Does the size of the A380 parts pose any unique challenges to Danzas in delivering them to customers? "Some parts will not fit into a normal undercarriage airfreight plane so we are forced to use an uploading aircraft," says Helmerichs.
"The challenge is to find the right transportation method to the aircraft from the ground. So we depend on special trucking and freighters, which have the ability to raise and carry those parts. We may also use special transportation on those occasions where Danzas is not able to fit the parts, but to my knowledge it has never happened with the A380. But the A380 programme is of course still young."
However, Helmerichs was quick to add that the company uses a range of delivery methods appropriate to the specific customer. "For Emirates and Etihad Airways we deliver by road," he observes.
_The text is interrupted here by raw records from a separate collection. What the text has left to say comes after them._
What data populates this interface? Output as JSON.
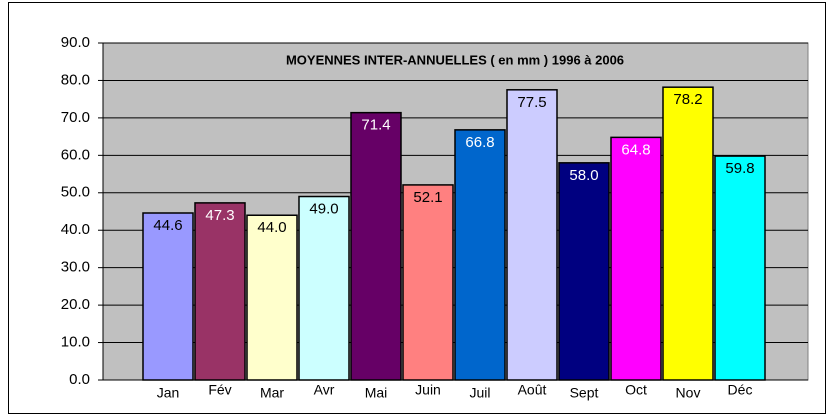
{
  "chart_data": {
    "type": "bar",
    "title": "MOYENNES INTER-ANNUELLES ( en mm ) 1996 à 2006",
    "categories": [
      "Jan",
      "Fév",
      "Mar",
      "Avr",
      "Mai",
      "Juin",
      "Juil",
      "Août",
      "Sept",
      "Oct",
      "Nov",
      "Déc"
    ],
    "values": [
      44.6,
      47.3,
      44.0,
      49.0,
      71.4,
      52.1,
      66.8,
      77.5,
      58.0,
      64.8,
      78.2,
      59.8
    ],
    "value_labels": [
      "44.6",
      "47.3",
      "44.0",
      "49.0",
      "71.4",
      "52.1",
      "66.8",
      "77.5",
      "58.0",
      "64.8",
      "78.2",
      "59.8"
    ],
    "colors": [
      "#9999ff",
      "#993366",
      "#ffffcc",
      "#ccffff",
      "#660066",
      "#ff8080",
      "#0066cc",
      "#ccccff",
      "#000080",
      "#ff00ff",
      "#ffff00",
      "#00ffff"
    ],
    "ylim": [
      0,
      90
    ],
    "yticks": [
      {
        "value": 0,
        "label": "0.0"
      },
      {
        "value": 10,
        "label": "10.0"
      },
      {
        "value": 20,
        "label": "20.0"
      },
      {
        "value": 30,
        "label": "30.0"
      },
      {
        "value": 40,
        "label": "40.0"
      },
      {
        "value": 50,
        "label": "50.0"
      },
      {
        "value": 60,
        "label": "60.0"
      },
      {
        "value": 70,
        "label": "70.0"
      },
      {
        "value": 80,
        "label": "80.0"
      },
      {
        "value": 90,
        "label": "90.0"
      }
    ],
    "grid": true
  }
}
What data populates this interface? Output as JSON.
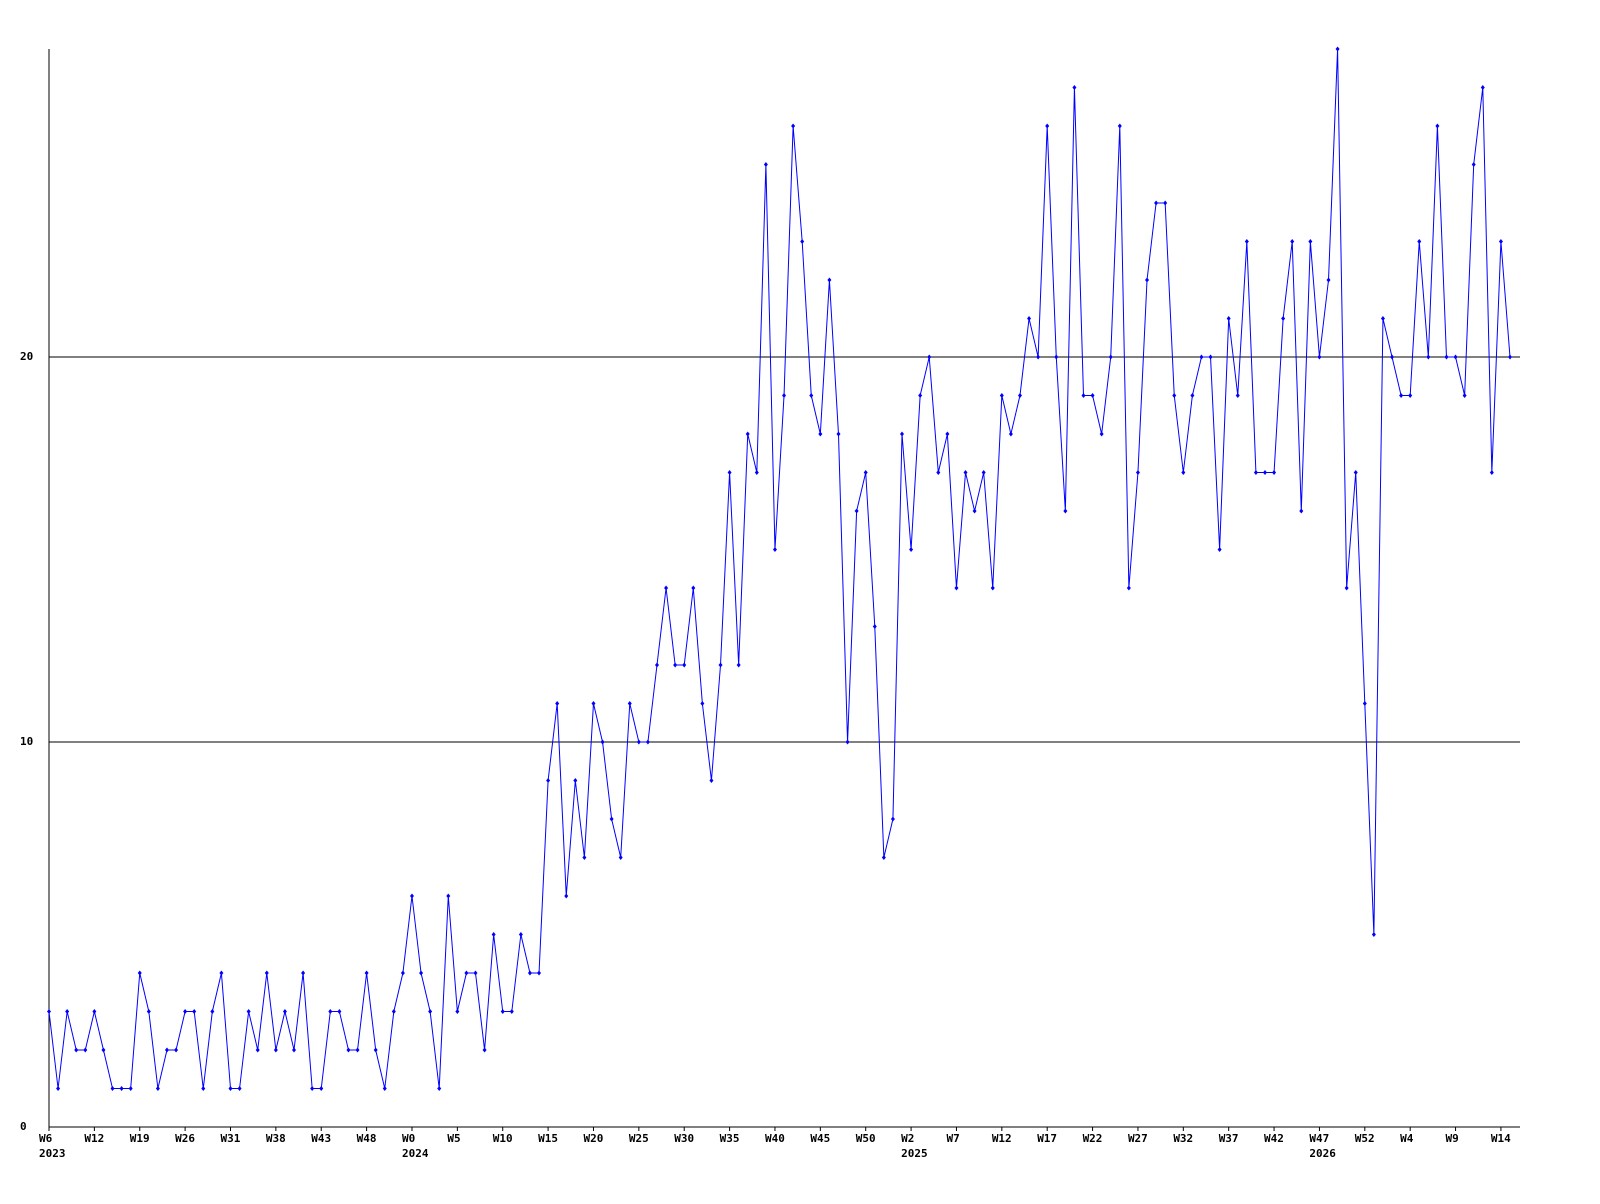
{
  "chart_data": {
    "type": "line",
    "categories": [
      "W6",
      null,
      null,
      null,
      null,
      "W12",
      null,
      null,
      null,
      null,
      "W19",
      null,
      null,
      null,
      null,
      "W26",
      null,
      null,
      null,
      null,
      "W31",
      null,
      null,
      null,
      null,
      "W38",
      null,
      null,
      null,
      null,
      "W43",
      null,
      null,
      null,
      null,
      "W48",
      null,
      null,
      null,
      null,
      "W0",
      null,
      null,
      null,
      null,
      "W5",
      null,
      null,
      null,
      null,
      "W10",
      null,
      null,
      null,
      null,
      "W15",
      null,
      null,
      null,
      null,
      "W20",
      null,
      null,
      null,
      null,
      "W25",
      null,
      null,
      null,
      null,
      "W30",
      null,
      null,
      null,
      null,
      "W35",
      null,
      null,
      null,
      null,
      "W40",
      null,
      null,
      null,
      null,
      "W45",
      null,
      null,
      null,
      null,
      "W50",
      null,
      null,
      null,
      null,
      "W2",
      null,
      null,
      null,
      null,
      "W7",
      null,
      null,
      null,
      null,
      "W12",
      null,
      null,
      null,
      null,
      "W17",
      null,
      null,
      null,
      null,
      "W22",
      null,
      null,
      null,
      null,
      "W27",
      null,
      null,
      null,
      null,
      "W32",
      null,
      null,
      null,
      null,
      "W37",
      null,
      null,
      null,
      null,
      "W42",
      null,
      null,
      null,
      null,
      "W47",
      null,
      null,
      null,
      null,
      "W52",
      null,
      null,
      null,
      null,
      "W4",
      null,
      null,
      null,
      null,
      "W9",
      null,
      null,
      null,
      null,
      "W14",
      null
    ],
    "years": [
      "2023",
      null,
      null,
      null,
      null,
      null,
      null,
      null,
      null,
      null,
      null,
      null,
      null,
      null,
      null,
      null,
      null,
      null,
      null,
      null,
      null,
      null,
      null,
      null,
      null,
      null,
      null,
      null,
      null,
      null,
      null,
      null,
      null,
      null,
      null,
      null,
      null,
      null,
      null,
      null,
      "2024",
      null,
      null,
      null,
      null,
      null,
      null,
      null,
      null,
      null,
      null,
      null,
      null,
      null,
      null,
      null,
      null,
      null,
      null,
      null,
      null,
      null,
      null,
      null,
      null,
      null,
      null,
      null,
      null,
      null,
      null,
      null,
      null,
      null,
      null,
      null,
      null,
      null,
      null,
      null,
      null,
      null,
      null,
      null,
      null,
      null,
      null,
      null,
      null,
      null,
      null,
      null,
      null,
      null,
      null,
      "2025",
      null,
      null,
      null,
      null,
      null,
      null,
      null,
      null,
      null,
      null,
      null,
      null,
      null,
      null,
      null,
      null,
      null,
      null,
      null,
      null,
      null,
      null,
      null,
      null,
      null,
      null,
      null,
      null,
      null,
      null,
      null,
      null,
      null,
      null,
      null,
      null,
      null,
      null,
      null,
      null,
      null,
      null,
      null,
      null,
      "2026",
      null,
      null,
      null,
      null,
      null,
      null,
      null,
      null,
      null,
      null,
      null,
      null,
      null,
      null,
      null,
      null
    ],
    "values": [
      3,
      1,
      3,
      2,
      2,
      3,
      2,
      1,
      1,
      1,
      4,
      3,
      1,
      2,
      2,
      3,
      3,
      1,
      3,
      4,
      1,
      1,
      3,
      2,
      4,
      2,
      3,
      2,
      4,
      1,
      1,
      3,
      3,
      2,
      2,
      4,
      2,
      1,
      3,
      4,
      6,
      4,
      3,
      1,
      6,
      3,
      4,
      4,
      2,
      5,
      3,
      3,
      5,
      4,
      4,
      9,
      11,
      6,
      9,
      7,
      11,
      10,
      8,
      7,
      11,
      10,
      10,
      12,
      14,
      12,
      12,
      14,
      11,
      9,
      12,
      17,
      12,
      18,
      17,
      25,
      15,
      19,
      26,
      23,
      19,
      18,
      22,
      18,
      10,
      16,
      17,
      13,
      7,
      8,
      18,
      15,
      19,
      20,
      17,
      18,
      14,
      17,
      16,
      17,
      14,
      19,
      18,
      19,
      21,
      20,
      26,
      20,
      16,
      27,
      19,
      19,
      18,
      20,
      26,
      14,
      17,
      22,
      24,
      24,
      19,
      17,
      19,
      20,
      20,
      15,
      21,
      19,
      23,
      17,
      17,
      17,
      21,
      23,
      16,
      23,
      20,
      22,
      28,
      14,
      17,
      11,
      5,
      21,
      20,
      19,
      19,
      23,
      20,
      26,
      20,
      20,
      19,
      25,
      27,
      17,
      23,
      20
    ],
    "color": "#0000ff",
    "ylim": [
      0,
      28
    ],
    "yticks": [
      0,
      10,
      20
    ],
    "grid": true
  }
}
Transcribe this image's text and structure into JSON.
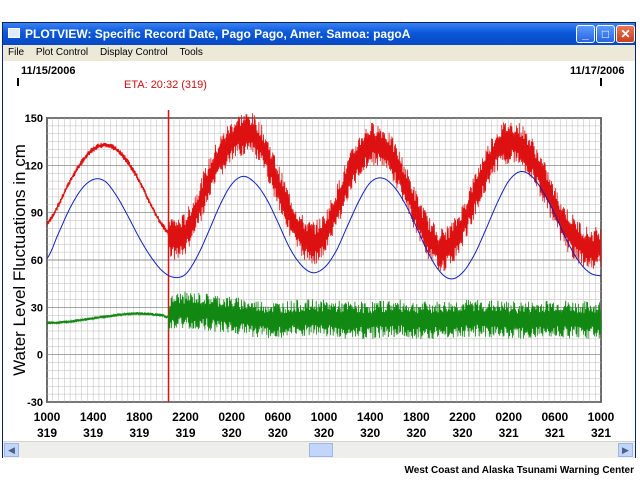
{
  "window": {
    "title": "PLOTVIEW: Specific Record Date, Pago Pago, Amer. Samoa: pagoA",
    "controls": {
      "minimize": "_",
      "maximize": "□",
      "close": "✕"
    }
  },
  "menu": {
    "items": [
      "File",
      "Plot Control",
      "Display Control",
      "Tools"
    ]
  },
  "dates": {
    "start": "11/15/2006",
    "end": "11/17/2006"
  },
  "eta_label": "ETA: 20:32 (319)",
  "footer": "West Coast and Alaska Tsunami Warning Center",
  "colors": {
    "observed": "#dd1111",
    "predicted": "#1122bb",
    "residual": "#118811",
    "eta_line": "#dd1111"
  },
  "chart_data": {
    "type": "line",
    "ylabel": "Water Level Fluctuations in cm",
    "ylim": [
      -30,
      150
    ],
    "yticks": [
      150,
      120,
      90,
      60,
      30,
      0,
      -30
    ],
    "xlim": [
      0,
      48
    ],
    "xticks": [
      {
        "hour": 0,
        "time": "1000",
        "day": "319"
      },
      {
        "hour": 4,
        "time": "1400",
        "day": "319"
      },
      {
        "hour": 8,
        "time": "1800",
        "day": "319"
      },
      {
        "hour": 12,
        "time": "2200",
        "day": "319"
      },
      {
        "hour": 16,
        "time": "0200",
        "day": "320"
      },
      {
        "hour": 20,
        "time": "0600",
        "day": "320"
      },
      {
        "hour": 24,
        "time": "1000",
        "day": "320"
      },
      {
        "hour": 28,
        "time": "1400",
        "day": "320"
      },
      {
        "hour": 32,
        "time": "1800",
        "day": "320"
      },
      {
        "hour": 36,
        "time": "2200",
        "day": "320"
      },
      {
        "hour": 40,
        "time": "0200",
        "day": "321"
      },
      {
        "hour": 44,
        "time": "0600",
        "day": "321"
      },
      {
        "hour": 48,
        "time": "1000",
        "day": "321"
      }
    ],
    "eta_hour": 10.53,
    "grid": true,
    "series": [
      {
        "key": "observed",
        "x": [
          0,
          1,
          2,
          3,
          4,
          5,
          6,
          7,
          8,
          9,
          10,
          11,
          12,
          13,
          14,
          15,
          16,
          17,
          18,
          19,
          20,
          21,
          22,
          23,
          24,
          25,
          26,
          27,
          28,
          29,
          30,
          31,
          32,
          33,
          34,
          35,
          36,
          37,
          38,
          39,
          40,
          41,
          42,
          43,
          44,
          45,
          46,
          47,
          48
        ],
        "y": [
          83,
          95,
          110,
          122,
          130,
          133,
          130,
          122,
          110,
          95,
          82,
          74,
          77,
          92,
          110,
          125,
          135,
          140,
          138,
          126,
          108,
          90,
          76,
          71,
          76,
          92,
          110,
          125,
          133,
          132,
          123,
          108,
          90,
          75,
          67,
          70,
          82,
          100,
          117,
          130,
          135,
          133,
          124,
          110,
          93,
          80,
          72,
          67,
          68
        ],
        "noise_after": 10.53,
        "noise_amp": [
          2,
          14
        ]
      },
      {
        "key": "predicted",
        "x": [
          0,
          1,
          2,
          3,
          4,
          5,
          6,
          7,
          8,
          9,
          10,
          11,
          12,
          13,
          14,
          15,
          16,
          17,
          18,
          19,
          20,
          21,
          22,
          23,
          24,
          25,
          26,
          27,
          28,
          29,
          30,
          31,
          32,
          33,
          34,
          35,
          36,
          37,
          38,
          39,
          40,
          41,
          42,
          43,
          44,
          45,
          46,
          47,
          48
        ],
        "y": [
          61,
          77,
          93,
          105,
          111,
          110,
          101,
          88,
          74,
          62,
          53,
          49,
          51,
          62,
          78,
          95,
          108,
          113,
          109,
          99,
          84,
          68,
          57,
          52,
          55,
          65,
          81,
          97,
          109,
          112,
          107,
          96,
          81,
          65,
          53,
          48,
          52,
          63,
          79,
          96,
          110,
          116,
          113,
          103,
          89,
          73,
          60,
          52,
          50
        ],
        "noise_after": null,
        "noise_amp": [
          0,
          0
        ]
      },
      {
        "key": "residual",
        "x": [
          0,
          2,
          4,
          6,
          8,
          10,
          10.5,
          11,
          12,
          14,
          16,
          18,
          20,
          22,
          24,
          26,
          28,
          30,
          32,
          34,
          36,
          38,
          40,
          42,
          44,
          46,
          48
        ],
        "y": [
          20,
          21,
          23,
          25,
          26,
          25,
          24,
          27,
          28,
          27,
          25,
          23,
          22,
          23,
          23,
          22,
          22,
          23,
          22,
          22,
          23,
          23,
          22,
          22,
          23,
          22,
          22
        ],
        "noise_after": 10.53,
        "noise_amp": [
          1,
          12
        ]
      }
    ]
  }
}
"It really depends on the part itself. If it is a big item we need to consider if it makes sense to deliver via road transport to Saudi Arabia from here, due to height and weight restrictions on the road. For Qatari clients, we would obviously deliver by airfreight. It is much quicker than other forms of transportation."
Despite being rocked by a series of set-backs which pushed back deliveries, it is believed that Airbus will deliver 12 A380s this year, followed by 21 next year and the full production rate of 45 a year by 2010.
So with the increase in the number of aircraft being sold, will there be a need for the warehouse in Dubai to expand to service local customers?
"For the time being we are happy with our facility," says Helmerichs.
"Our size fits our clients' needs. Of course, we will need to wait to see what the future will bring, but if there is any expansion it will take place in Dubai," he concludes.